By Andrea Shalal-Esa
WASHINGTON (Reuters) - The United States is concerned about China's expanding ability to disrupt the most sensitive U.S. military and intelligence satellites, as Beijing pursues its expanded ambitions in space, according to multiple sources in the U.S. government and outside space experts.
A classified U.S. intelligence assessment completed late last year analyzed China's increasing activities in space and mapped out the growing vulnerability of U.S. satellites that provide secure military communications, warn about enemy missile launches and provide precise targeting coordinates, said the sources, who were not authorized to speak publicly.
"It was a very credible and sobering assessment that is now provoking a lot of activities in different quarters," said one former government official who is familiar with U.S. national security satellite programs.
The intelligence report raised red flags about Beijing's ability to disrupt satellites in higher orbits, which could put the most sensitive U.S. spacecraft at risk, according to the sources. China has already conducted several anti-satellite tests at lower orbital levels in recent years.
Given the heightened concerns, Washington is keeping a watchful eye on Chinese activities that could be used to disrupt U.S. satellites. It is also urging Beijing to avoid a repeat of its January 2007 test that created an enormous amount of "space junk," said one senior defense official.
Details of the latest Chinese moves that have raised U.S. concerns remain classified.
U.S. officials charge that China's anti-satellite activities are part of a major military modernization that has seen Beijing test two new stealth fighters; step up cyber attacks on foreign computer networks; and launch more commercial and military satellites in 2012 than the United States.
China still lags behind the United States in most military fields.
"What we're seeing is a heightened sense in the United States that China is a potential threat and that it has the technology to be a threat if it wishes to," said Jonathan McDowell, with the Harvard-Smithsonian Center for Astrophysics.
"As China becomes a space superpower, and given that it does have a significant military component to its space program, it is inevitable that the U.S. will be concerned about threats to its most valued satellite systems, whether or not China actually intends to deploy such aggressive systems," he said.
CREATING SPACE DEBRIS
Six years ago, on January 11, 2007, China destroyed one of its own defunct weather satellites in low-earth orbit, which created over 10,000 pieces of debris that pose a threat to other spacecraft. A less-destructive test followed on January 11, 2010.
Space experts and U.S. officials say they expect China to continue testing anti-satellite technologies, although they doubt it would repeat the 2007 test, given the massive international outcry it triggered.

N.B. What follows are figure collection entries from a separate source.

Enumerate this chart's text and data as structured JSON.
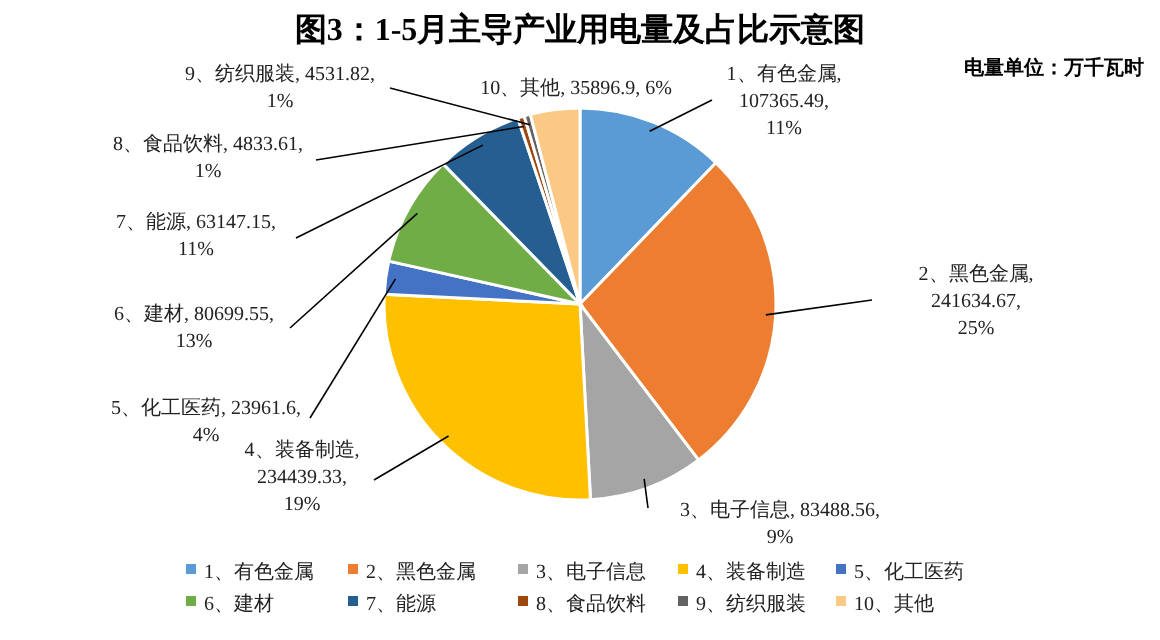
{
  "chart_data": {
    "type": "pie",
    "title": "图3：1-5月主导产业用电量及占比示意图",
    "subtitle": "电量单位：万千瓦时",
    "categories": [
      "1、有色金属",
      "2、黑色金属",
      "3、电子信息",
      "4、装备制造",
      "5、化工医药",
      "6、建材",
      "7、能源",
      "8、食品饮料",
      "9、纺织服装",
      "10、其他"
    ],
    "values": [
      107365.49,
      241634.67,
      83488.56,
      234439.33,
      23961.6,
      80699.55,
      63147.15,
      4833.61,
      4531.82,
      35896.9
    ],
    "value_labels": [
      "1、有色金属, 107365.49, 11%",
      "2、黑色金属, 241634.67, 25%",
      "3、电子信息, 83488.56, 9%",
      "4、装备制造, 234439.33, 19%",
      "5、化工医药, 23961.6, 4%",
      "6、建材, 80699.55, 13%",
      "7、能源, 63147.15, 11%",
      "8、食品饮料, 4833.61, 1%",
      "9、纺织服装, 4531.82, 1%",
      "10、其他, 35896.9, 6%"
    ],
    "colors": [
      "#5b9bd5",
      "#ed7d31",
      "#a5a5a5",
      "#ffc000",
      "#4472c4",
      "#70ad47",
      "#255e91",
      "#9e480e",
      "#636363",
      "#fcc985"
    ],
    "legend": "bottom"
  }
}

Gregory Kulacki, a respected researcher with the Union of Concerned Scientists, reported earlier this month on the group's website that there was "a strong possibility" of a new anti-satellite test by China within the next few weeks.
He said Chinese sources had told him in November that an announcement about an upcoming anti-satellite test had been circulated within the Chinese government, and a high-ranking U.S. defense official confirmed in December that Washington was "very concerned" about an imminent Chinese anti-satellite test.
The Chinese Defense Ministry did not respond to emailed queries by Reuters' Beijing office on the question.
The Pentagon said it was aware of reports predicting another test, but declined comment on what it called "intelligence matters."
"We monitor carefully China's military developments and urge China to exhibit greater transparency regarding its capabilities and intentions," said Lieutenant Colonel Monica Matoush.
Sources within the U.S. government and outside experts said there was no immediate evidence pointing to the preparations for the type of satellite or rocket launches used by China for past anti-satellite tests at lower orbits.
But they said Beijing could test its anti-satellite weapons in other ways that would be harder to detect, such as by jamming a satellite's signals from the ground or issuing a powerful electromagnetic pulse from one satellite to disable another.
China could also maneuver two satellites very close together at higher orbits, replicating actions it has already taken in lower orbits in August 2010 and November 2010. Such activities could be used to perform maintenance or test docking capabilities for human spaceflight, but could clearly be used for more destructive purposes as well, they said.
The United States has continued to test its own anti-satellite capabilities. In February 2008, a missile fired from a U.S. Navy cruiser in the north Pacific destroyed an ailing American satellite in orbit.
The U.S. government said the satellite's toxic fuel posed a risk upon re-entry of the earth's atmosphere. Skeptics said the test was a message to China.
Any further anti-satellite test by China would be troubling, especially if it occurred at higher altitudes, said Bruce MacDonald, a former White House official who is now a senior director at the U.S. Institute of Peace.
The United States operates its fleet of Global Positioning System (GPS) satellites in medium earth orbit about 11,000 miles above the surface of the earth, while U.S. military communications and early missile warning satellites are located in geostationary orbit 22,000 miles above the equator.
Brian Weeden, technical adviser for the nonprofit Secure World Foundation and a former Air Force space and missile expert, said a Chinese anti-satellite test at those higher orbits would put U.S. satellites at risk.
"Some critical U.S. assets in that region have been assumed for the most part to be safe from those kind of attacks," he said. "Such tests would signal that they're not."